Oha, jetzt spielen sie über rechts, was mir wieder einige Schemen beschert. Einwurfschemen sozusagen. Ich sehe sogar den Ball, da ist er, ganz deutlich kann ich ihn erkennen, weg ist er, mitsamt einem ungefähr gleich großen Schemen, bei dem es sich nur um Dariusz Wosz handeln kann. Ich höre Gebrüll aus östlicher Richtung, offenbar ist der Ausgleich gefallen, wir melden uns wieder nach der Pause, falls wir die Kabine finden.

So, da sind wir wieder bei Spaßradio Fun, Fun, Fun, mit brandheißen Neuigkeiten. Es steht in der Tat 1:1, das Tor für Barcelona soll nach den Berichten einiger obskurer Augenzeugen per Kopf von Luis Enrique erzielt worden sein, der Ausgleich von Kai Michalke per Flachschuss. Diese Angaben allerdings wie immer ohne Gewähr. Möglicherweise geht das Spiel jetzt weiter, vielleicht ist es aber auch schon abgebrochen worden. Sie wissen ja, da gibt es diese alte Faustregel, dass gespielt werden muss, so lange der Linienrichter noch seine Fahne sieht, und nach dieser Regel wird hier knallhart verfahren. Anderenfalls müsste das Match am nächsten Tag um zehn Uhr morgens zu Ende geführt werden, was gar nicht geht, weil ja jeder weiß, was für Langschläfer diese Katalanen sind. Außerdem: Hertha gegen Barcelona, der Knaller der Champions League, vor ein paar verirrten Rentnern, Arbeitslosen und Schulschwänzern, das wäre wirklich nicht einzusehen.
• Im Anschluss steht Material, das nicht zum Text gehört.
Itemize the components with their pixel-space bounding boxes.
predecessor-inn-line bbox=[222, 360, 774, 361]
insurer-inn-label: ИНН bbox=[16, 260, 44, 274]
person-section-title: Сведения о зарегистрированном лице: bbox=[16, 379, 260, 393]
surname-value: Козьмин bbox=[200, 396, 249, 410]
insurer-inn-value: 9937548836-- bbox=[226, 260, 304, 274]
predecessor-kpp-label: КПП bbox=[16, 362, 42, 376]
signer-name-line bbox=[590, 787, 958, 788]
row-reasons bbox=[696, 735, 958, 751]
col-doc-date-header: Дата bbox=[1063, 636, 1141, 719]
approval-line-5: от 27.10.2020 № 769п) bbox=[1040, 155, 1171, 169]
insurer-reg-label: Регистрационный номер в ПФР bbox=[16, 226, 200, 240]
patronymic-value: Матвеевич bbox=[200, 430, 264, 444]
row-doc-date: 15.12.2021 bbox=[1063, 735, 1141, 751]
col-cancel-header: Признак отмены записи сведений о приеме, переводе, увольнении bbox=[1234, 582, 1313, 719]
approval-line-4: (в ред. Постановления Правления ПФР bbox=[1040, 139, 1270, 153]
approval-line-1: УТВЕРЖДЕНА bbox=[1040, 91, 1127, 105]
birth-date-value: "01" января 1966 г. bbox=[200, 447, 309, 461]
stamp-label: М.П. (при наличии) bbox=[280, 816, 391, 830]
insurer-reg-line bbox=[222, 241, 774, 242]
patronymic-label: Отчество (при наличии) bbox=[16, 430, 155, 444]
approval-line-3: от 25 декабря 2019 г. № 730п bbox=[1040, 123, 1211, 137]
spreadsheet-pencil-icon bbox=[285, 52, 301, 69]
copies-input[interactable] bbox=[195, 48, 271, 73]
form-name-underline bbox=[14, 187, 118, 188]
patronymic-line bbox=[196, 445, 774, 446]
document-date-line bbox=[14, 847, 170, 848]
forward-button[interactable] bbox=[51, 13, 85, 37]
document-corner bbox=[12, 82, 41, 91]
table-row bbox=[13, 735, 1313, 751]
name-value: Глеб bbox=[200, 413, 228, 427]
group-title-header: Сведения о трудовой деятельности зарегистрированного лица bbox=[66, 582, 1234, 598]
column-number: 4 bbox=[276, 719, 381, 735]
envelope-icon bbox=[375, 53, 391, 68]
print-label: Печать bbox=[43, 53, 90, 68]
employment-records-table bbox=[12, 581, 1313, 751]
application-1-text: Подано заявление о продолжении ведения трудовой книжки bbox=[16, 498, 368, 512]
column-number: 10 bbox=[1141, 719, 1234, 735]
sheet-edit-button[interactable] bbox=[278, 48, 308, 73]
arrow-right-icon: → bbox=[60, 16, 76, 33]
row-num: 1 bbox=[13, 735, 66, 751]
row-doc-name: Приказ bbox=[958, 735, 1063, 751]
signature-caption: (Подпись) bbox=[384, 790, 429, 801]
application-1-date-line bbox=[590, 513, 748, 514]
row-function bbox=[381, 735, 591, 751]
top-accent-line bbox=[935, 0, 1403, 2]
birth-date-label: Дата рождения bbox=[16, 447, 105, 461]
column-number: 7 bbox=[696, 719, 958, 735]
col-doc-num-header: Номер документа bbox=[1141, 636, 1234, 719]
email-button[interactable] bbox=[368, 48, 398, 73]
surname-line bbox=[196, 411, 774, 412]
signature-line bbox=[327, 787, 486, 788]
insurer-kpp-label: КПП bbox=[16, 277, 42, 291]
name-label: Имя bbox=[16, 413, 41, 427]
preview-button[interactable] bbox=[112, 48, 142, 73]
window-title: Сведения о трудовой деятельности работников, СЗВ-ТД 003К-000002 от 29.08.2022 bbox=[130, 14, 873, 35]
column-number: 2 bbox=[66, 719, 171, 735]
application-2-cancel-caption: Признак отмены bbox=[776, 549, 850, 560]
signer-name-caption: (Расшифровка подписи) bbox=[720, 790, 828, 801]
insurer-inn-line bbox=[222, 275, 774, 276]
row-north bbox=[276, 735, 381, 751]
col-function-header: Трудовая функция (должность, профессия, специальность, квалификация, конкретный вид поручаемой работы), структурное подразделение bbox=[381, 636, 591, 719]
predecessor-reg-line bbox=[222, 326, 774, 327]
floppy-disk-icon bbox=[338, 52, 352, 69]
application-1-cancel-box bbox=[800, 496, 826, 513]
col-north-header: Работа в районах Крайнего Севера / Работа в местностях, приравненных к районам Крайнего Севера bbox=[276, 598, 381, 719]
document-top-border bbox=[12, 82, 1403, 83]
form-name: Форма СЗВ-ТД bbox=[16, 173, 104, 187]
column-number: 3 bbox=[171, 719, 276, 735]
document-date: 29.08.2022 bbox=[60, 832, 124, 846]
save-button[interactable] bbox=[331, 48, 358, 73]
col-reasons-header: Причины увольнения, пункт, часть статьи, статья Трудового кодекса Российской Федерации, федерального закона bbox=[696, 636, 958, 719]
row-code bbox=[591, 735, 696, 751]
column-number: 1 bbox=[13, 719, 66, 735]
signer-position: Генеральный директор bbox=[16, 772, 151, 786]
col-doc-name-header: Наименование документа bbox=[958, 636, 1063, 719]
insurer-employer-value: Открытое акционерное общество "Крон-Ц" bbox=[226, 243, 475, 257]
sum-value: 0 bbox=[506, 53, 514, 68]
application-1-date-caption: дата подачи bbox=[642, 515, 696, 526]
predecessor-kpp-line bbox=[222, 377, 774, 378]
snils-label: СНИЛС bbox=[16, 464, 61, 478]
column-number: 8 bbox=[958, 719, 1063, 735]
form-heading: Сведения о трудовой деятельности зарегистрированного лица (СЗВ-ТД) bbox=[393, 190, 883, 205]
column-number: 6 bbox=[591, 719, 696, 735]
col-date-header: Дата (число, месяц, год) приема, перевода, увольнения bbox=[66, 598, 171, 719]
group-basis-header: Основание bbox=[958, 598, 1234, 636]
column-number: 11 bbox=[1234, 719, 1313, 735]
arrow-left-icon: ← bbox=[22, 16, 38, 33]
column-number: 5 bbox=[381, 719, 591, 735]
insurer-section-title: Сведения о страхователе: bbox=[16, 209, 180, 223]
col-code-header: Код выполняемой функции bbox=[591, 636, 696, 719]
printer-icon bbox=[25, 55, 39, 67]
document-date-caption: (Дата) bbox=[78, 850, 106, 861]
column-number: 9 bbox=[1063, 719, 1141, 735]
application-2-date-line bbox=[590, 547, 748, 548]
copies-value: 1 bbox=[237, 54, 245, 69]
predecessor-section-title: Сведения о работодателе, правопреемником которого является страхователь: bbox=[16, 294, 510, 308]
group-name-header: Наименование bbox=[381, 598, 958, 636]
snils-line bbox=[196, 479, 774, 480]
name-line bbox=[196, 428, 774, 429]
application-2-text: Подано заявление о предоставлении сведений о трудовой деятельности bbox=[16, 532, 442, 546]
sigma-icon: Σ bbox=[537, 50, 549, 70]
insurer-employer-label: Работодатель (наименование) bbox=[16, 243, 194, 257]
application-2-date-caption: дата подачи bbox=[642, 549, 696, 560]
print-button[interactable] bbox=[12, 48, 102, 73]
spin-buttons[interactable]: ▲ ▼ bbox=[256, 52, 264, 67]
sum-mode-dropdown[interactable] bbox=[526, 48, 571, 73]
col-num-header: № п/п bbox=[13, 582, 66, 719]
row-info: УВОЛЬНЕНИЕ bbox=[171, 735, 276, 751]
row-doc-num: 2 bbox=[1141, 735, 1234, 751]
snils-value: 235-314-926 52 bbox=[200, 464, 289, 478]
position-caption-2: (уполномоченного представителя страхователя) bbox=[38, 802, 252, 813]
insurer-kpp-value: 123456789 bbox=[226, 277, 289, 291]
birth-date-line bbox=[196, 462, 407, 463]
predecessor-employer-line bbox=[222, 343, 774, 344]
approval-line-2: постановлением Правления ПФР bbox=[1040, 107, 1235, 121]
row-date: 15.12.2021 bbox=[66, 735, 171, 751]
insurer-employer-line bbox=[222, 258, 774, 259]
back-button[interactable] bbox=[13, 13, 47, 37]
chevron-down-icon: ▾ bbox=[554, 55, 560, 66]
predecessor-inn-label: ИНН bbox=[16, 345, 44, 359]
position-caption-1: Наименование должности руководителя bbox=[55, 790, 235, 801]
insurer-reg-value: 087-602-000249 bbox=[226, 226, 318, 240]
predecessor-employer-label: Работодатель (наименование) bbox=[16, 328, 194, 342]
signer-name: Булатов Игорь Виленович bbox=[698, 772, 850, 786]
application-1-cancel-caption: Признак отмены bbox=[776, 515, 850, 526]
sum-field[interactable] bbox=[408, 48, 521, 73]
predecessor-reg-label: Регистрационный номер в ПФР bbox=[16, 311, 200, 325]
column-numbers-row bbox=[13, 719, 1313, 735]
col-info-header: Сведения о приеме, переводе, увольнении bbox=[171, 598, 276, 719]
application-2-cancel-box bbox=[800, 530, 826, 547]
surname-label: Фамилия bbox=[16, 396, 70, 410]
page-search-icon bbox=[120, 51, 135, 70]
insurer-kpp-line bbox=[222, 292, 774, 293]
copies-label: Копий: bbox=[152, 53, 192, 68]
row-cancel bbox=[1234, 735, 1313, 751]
Dann doch lieber ungesehener Nebelfußball vom Feinsten, wie ihn die beiden Teams jetzt in Vollendung bieten. Oder vielleicht auch nur ein Team, denn ich habe lange keinen hellen Schemen mehr gesehen, nur dunkle. Aber vielleicht hat der Schiedsrichter die Barça-Spielhälfte auch bloß wegen fortgeschrittener Trübseligkeit gesperrt. Im übrigen scheint es noch ein paar privilegierte Personen direkt hinter dem Hertha-Tor zu geben, deren Entsetzensschreie bis zu uns heraufdringen. Die Berliner stehen offensichtlich unter Druck, aber wir brauchen uns keinerlei Sorgen zu machen, es ist ja nicht Bundesliga, sondern Champions League, und das beherrscht die Hertha.
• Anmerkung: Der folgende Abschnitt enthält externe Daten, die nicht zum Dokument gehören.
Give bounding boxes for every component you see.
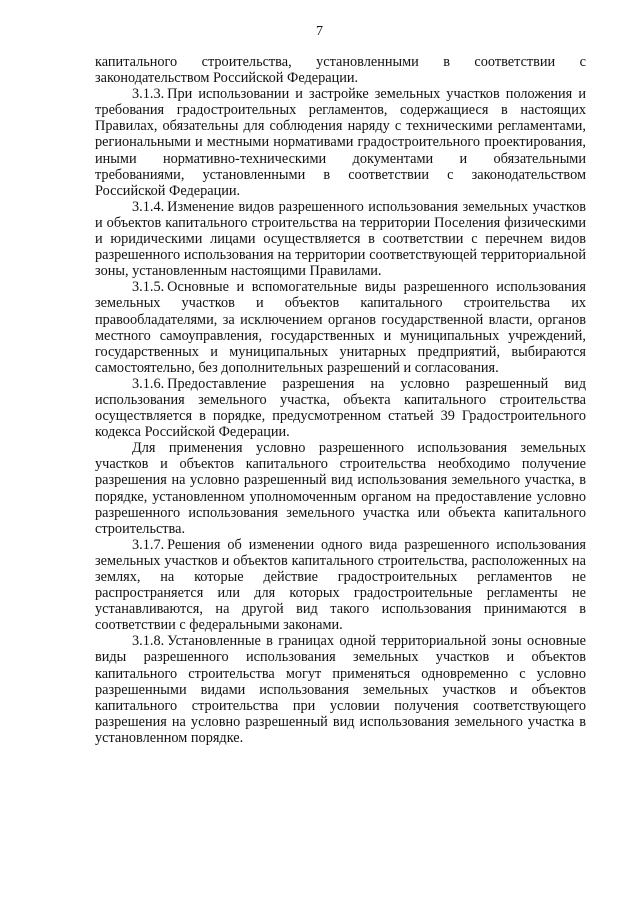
page-number: 7	[316, 24, 323, 39]
clause-text: Изменение видов разрешенного использования земельных участков и объектов капитального строительства на территории Поселения физическими и юридическими лицами осуществляется в соответствии с перечнем видов разрешенного использования на территории соответствующей территориальной зоны, установленным настоящими Правилами.	[95, 198, 586, 280]
clause-text: Решения об изменении одного вида разрешенного использования земельных участков и объектов капитального строительства, расположенных на землях, на которые действие градостроительных регламентов не распространяется или для которых градостроительные регламенты не устанавливаются, на другой вид такого использования принимаются в соответствии с федеральными законами.	[95, 536, 586, 634]
clause-text: Основные и вспомогательные виды разрешенного использования земельных участков и объектов капитального строительства их правообладателями, за исключением органов государственной власти, органов местного самоуправления, государственных и муниципальных учреждений, государственных и муниципальных унитарных предприятий, выбираются самостоятельно, без дополнительных разрешений и согласования.	[95, 279, 586, 376]
clause-3-1-5	[95, 279, 586, 376]
clause-text: Установленные в границах одной территориальной зоны основные виды разрешенного использования земельных участков и объектов капитального строительства могут применяться одновременно с условно разрешенными видами использования земельных участков и объектов капитального строительства при условии получения соответствующего разрешения на условно разрешенный вид использования земельного участка в установленном порядке.	[95, 633, 586, 746]
clause-3-1-8	[95, 633, 586, 746]
clause-3-1-3	[95, 86, 586, 199]
clause-number: 3.1.7.	[132, 536, 165, 553]
clause-number: 3.1.3.	[132, 86, 165, 103]
paragraph-conditional-use	[95, 440, 586, 537]
paragraph-text: Для применения условно разрешенного использования земельных участков и объектов капитального строительства необходимо получение разрешения на условно разрешенный вид использования земельного участка, в порядке, установленном уполномоченным органом на предоставление условно разрешенного использования земельного участка или объекта капитального строительства.	[95, 440, 586, 537]
clause-3-1-4	[95, 199, 586, 279]
paragraph-text: капитального строительства, установленными в соответствии с законодательством Российской Федерации.	[95, 54, 586, 87]
document-body	[95, 54, 586, 746]
clause-text: Предоставление разрешения на условно разрешенный вид использования земельного участка, объекта капитального строительства осуществляется в порядке, предусмотренном статьей 39 Градостроительного кодекса Российской Федерации.	[95, 375, 586, 441]
clause-number: 3.1.5.	[132, 279, 165, 296]
clause-text: При использовании и застройке земельных участков положения и требования градостроительных регламентов, содержащиеся в настоящих Правилах, обязательны для соблюдения наряду с техническими регламентами, региональными и местными нормативами градостроительного проектирования, иными нормативно-техническими документами и обязательными требованиями, установленными в соответствии с законодательством Российской Федерации.	[95, 86, 586, 199]
clause-number: 3.1.4.	[132, 198, 165, 215]
clause-3-1-6	[95, 376, 586, 440]
clause-3-1-7	[95, 537, 586, 634]
clause-number: 3.1.6.	[132, 375, 165, 392]
paragraph-continuation	[95, 54, 586, 86]
clause-number: 3.1.8.	[132, 633, 165, 650]
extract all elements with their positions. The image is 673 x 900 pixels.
Wo sind eigentlich alle hin auf einmal? Moment, ich gehe mal ein bisschen nachtasten. Ja, meine lieben Zuhörerinnen und Zuhörer, da bin ich wieder. Das Stadion ist leer, das Spiel scheint vorbei zu sein. Auf der Anzeigetafel steht ein 1:1, kann aber auch 7:7 heißen. Was soll's an einem Tag wie diesem. Ich bedanke mich, bitte um Nachsicht und gebe zurück ins Dudelhaus.

Folgende Mannschaftsaufstellungen wurden durch den Nebel kolportiert:

Hertha BSC: Kiraly - Rehmer (72. Veit), van Burik, Sverrisson, Konstantinidis - Thom, Schmidt, Wosz, Michalke (87. Herzog) - Daei, Preetz

FC Barcelona: Hesp - Reizinger, Frank de Boer, Dehu, Zenden - Luis Enrique, Guardiola, Cocu - Figo, Kluivert (72. Dani), Ronald de Boer (69. Simao Sabrosa)

Zuschauer: 60.530, Tore: 0:1 Luis Enrique (14.), 1:1 Michalke (33.)